From his doodling, Erdély found that a hexagon contains six identical copies of a spiral sequence of triangles—a shape that he later called a spidron arm. His subsequent insight was to start with an array of inscribed hexagons drawn on a sheet of paper and laid as if they were bathroom tiles. By creasing the pattern in the right combination of mountains and valleys at the lines within each spidron arm and leaving a small hole at the center of each hexagon to allow movement, he crinkled the whole array into a dramatic three-dimensional relief.
In Erdély’s words, the folding pattern “mobilizes” the hexagonal array, permitting a flat surface to take on a range of three-dimensional forms. The surface area of the hexagon remains unchanged, and the constituent triangles neither bend nor distort.
In 1979, Erdély presented this swirling, moveable relief to his teacher, Ernö Rubik at the Hungarian University of Applied Art. According to Erdély, Rubik—known for the invention of Rubik’s cube—said that he’d never seen anything like it. That interest encouraged Erdély to continue experimenting with spidron structures.
Colored spidrons in various configurations make interesting tiling patterns on flat surfaces. Moreover, spidron patterns can be not only crinkled into reliefs but also assembled into novel three-dimensional crystal-like forms with spiral, polygonal faces.
But it wasn’t until after Erdély met Romanian crystal physicist Cristiana Grigorescu, that news of his discovery began to spread. Encouraged by Grigorescu, Erdély described spidrons in 1998 in Jerusalem at the 12th International Conference on Crystal Growth.
Five years later, mathematician Lajos Szilassi of the University of Szeged in Hungary provided the first mathematical description of Erdély’s spidron system and precisely defined its movements.
Subsequent collaborations with several artists, particularly Rinus Roelofs of the Netherlands, have vastly increased the realm of spidron structures and opened many new design possibilities.

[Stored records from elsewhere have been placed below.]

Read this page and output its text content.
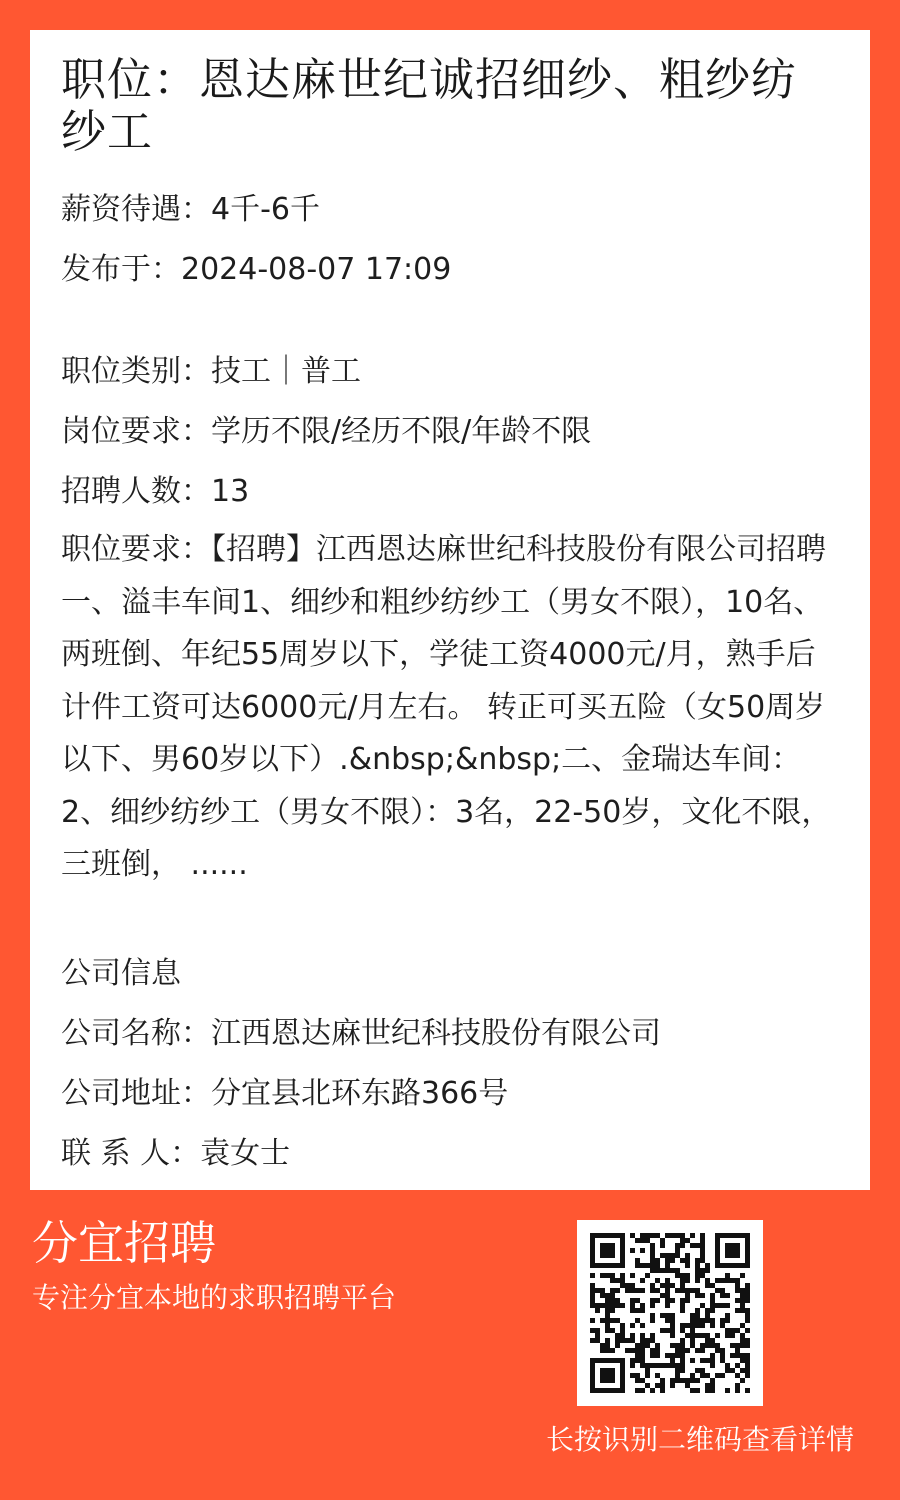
职位：恩达麻世纪诚招细纱、粗纱纺纱工
薪资待遇：4千-6千
发布于：2024-08-07 17:09
职位类别：技工｜普工
岗位要求：学历不限/经历不限/年龄不限
招聘人数：13
职位要求：【招聘】江西恩达麻世纪科技股份有限公司招聘一、溢丰车间1、细纱和粗纱纺纱工（男女不限），10名、两班倒、年纪55周岁以下，学徒工资4000元/月，熟手后计件工资可达6000元/月左右。 转正可买五险（女50周岁以下、男60岁以下）.&nbsp;&nbsp;二、金瑞达车间：2、细纱纺纱工（男女不限）：3名，22-50岁，文化不限，三班倒， ......
公司信息
公司名称：江西恩达麻世纪科技股份有限公司
公司地址：分宜县北环东路366号
联 系 人：袁女士
分宜招聘
专注分宜本地的求职招聘平台
长按识别二维码查看详情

For example, Paul Gailiunas, an artist in Newcastle, England, encouraged Erdély to look for additional spidron-based polyhedral forms that can pack together to fill space.
The suggestion was fruitful. “[Erdély] has worked with many other people to create a wide variety of forms that I find visually and intellectually interesting,” Gailiunas says.
Gailiunas also urged Erdély to consider the possibility that spidrons might be constructed from parts of polygons other than hexagons. Now, the spidron originally discovered by Erdély is known to be one of a family of such figures.
“Since they found how to make spidrons based on other polygons, many more three-dimensional structures have become possible, and there is a lot still to explore,” Gailiunas says.
Pelletier is excited by the possibilities of what he describes as the “expanding spidron universe.” For example, he, van Ballegooijen, Buhler Allen, and Erdély have this year come up with various novel types of tilings, reliefs, and space-filling units, including ones that don’t have regularly repeating patterns. They’ve also used spidrons to construct many innovative three-dimensional forms—rings, nests, linkages, labyrinths, polyhedrons, and more. “We’ve increased what you can do with these things by an order of magnitude in just a few months,” Pelletier says.
Because spidrons are hinged, movable structures, they’re especially intriguing to artists and engineers, Gailiunas says. Many of the three-dimensional structures built from spidrons share this property.
“Modern computing techniques make it relatively easy to generate high-quality images and animations,” Gailiunas says. Erdély and his collaborators have generated “some really impressive material,” he adds. “And I’m sure there’s a lot more to come.”